About every 2 weeks, we have a morning where everything comes together (or falls apart) to reveal the hilarious nature of our kids. Today is one of those blessed days.
Storm, age 8, sleepily walked down the hallway in mismatched jams. “Why did you change pajama bottoms?” I asked. He stared at me.
“Did you pee in your bed?” Blank stare. “Storm. Hi. I’m talking to you. Did you pee in your bed?” He shook his head a couple of times and then pulled the diagonal nod and gradually worked it into a full nod. “Does that mean yes, Baby?”
Blank stare then, “No.”
“So you didn’t pee in your bed?”
“Yes.” Now we’re both staring at each other.
“Storm, angel, did you pee in your bed?”
“Yes.” OK. He wrapped a blanket around his body and trudged to the table.
William, from the bathroom, yells, “Mom!” I went. He was sitting on the potty, so low that his butt must have been touching the water. His cheek was squished in his little hand attached to the elbow that was propped on the toilet seat. He calmly asked, “What that smell?”
“Poop.” I said.
“No, I not fink so.”
“Are you pooping?”
“Yeah.” he said with a little sigh.
“Well, then I think it’s your poop.”
“No, I fink it be Way.” Ray – the baby brother who is no where in sight or smell range.
Faith and Ray were at the computer, which is to say that Faith was sitting in the desk chair and Ray was sitting in the little kid chair next to the desk chair. Faith said, “I don’t want to play Nick Jr. today. I want the one with the big circle on it.”
“PBSkids.org?” I asked.
“Yes, that one.” She looked at the keyboard, frowned a little and asked, “How do you spell PBS?”
Ray, meanwhile, still had on his pajamas and still had his puppy lovey and his paci which he holds in the corner of his mouth like a cigar. He also though, was wearing sunglasses, red sunglasses, which were on his face a little bit askew because they were only over one ear. The other ear was smooshed under the arm. He was staring expressionless at the screen.
Storm, finally dressed with lunchbox and homework folder in hand, was waiting at the door for Dawn to drive him to school. He started to squirm. He stuck out his butt, pinned his knees together and shimmied. When that obviously had not fixed his problem, he stuck the folder under his arm and pinched repeatedly at his nether region. Mimi, my aunt who lives with us, said, “Storm, you all right?”
“Yeah,” he said, “it’s just my pants.” The shimmy continued with bursts of twists that would make Chubby Checker proud.
“What’s wrong with your pants?”
“Well, it might be my underwear.”
“Maybe you should put your things down so you can attend to it. You don’t want to be walking around like that all day.” He put down the lunchbox and folder, undid his pants and began to dig.

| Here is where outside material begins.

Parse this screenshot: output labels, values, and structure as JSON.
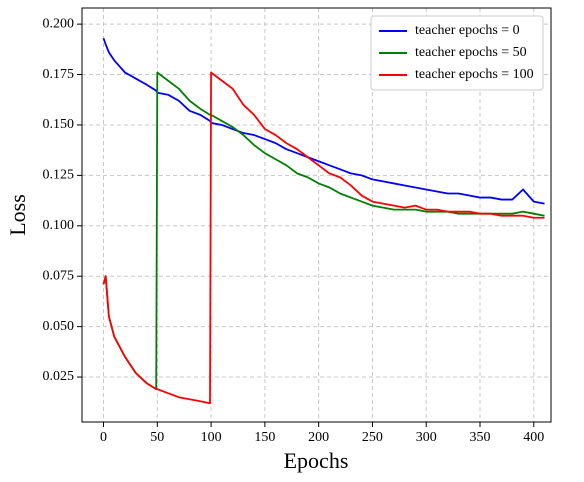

And dig and twist up his face and look very pensive at times. Mimi was turning purple from the effort to stifle a giggle. When his arm finally came free and he re-snapped and re-zipped, Mimi asked, “So what was the problem?”
“It was twisted or something.” We resisted the urge to inquire as to what exactly was twisted.
Faith, meanwhile had decided that she wasn’t going to school and so did not need to get dressed. She and Ray were standing on her bed going through her jewelry/random-crap-that-she-won’t-part-with box. Ray had on a purple headband.
William, still from the bathroom, yells, “Mom! I fink I got dirrea!” This is a pretty good pronunciation for him. He says “diarrhea” differently every time. I went in there to find him still hunched precariously over/in the bowl. “I gonna need your help, Mom.”
“OK, baby. Mommy is always going to help you. What do you want me to do for you?”
“I want you get one of Way’s frozen wipes for my bootsie.” Translation – Get one of the baby wipes which is startlingly cold and wipe my butt. I did.
Mimi had by then miraculously coaxed Faith into some school clothes. She was standing in the kitchen, pink lunchbox in hand. Her wild mane was protesting the cherry print headband that she had worked over it. Her bottom lip was poked out far enough to warrant, “You could walk to Memphis on that lip!” She was totally silent on the way to school. Very unusual. When we got there she stomped into the classroom. I yelled after her, “I love you, Faith!” I was hoping to embarrass her into a reaction. She stopped walking and slowly turned around. She lowered her chin, furrowed her little brow and doing her best not to smile said through clenched teeth, “I love you, too.”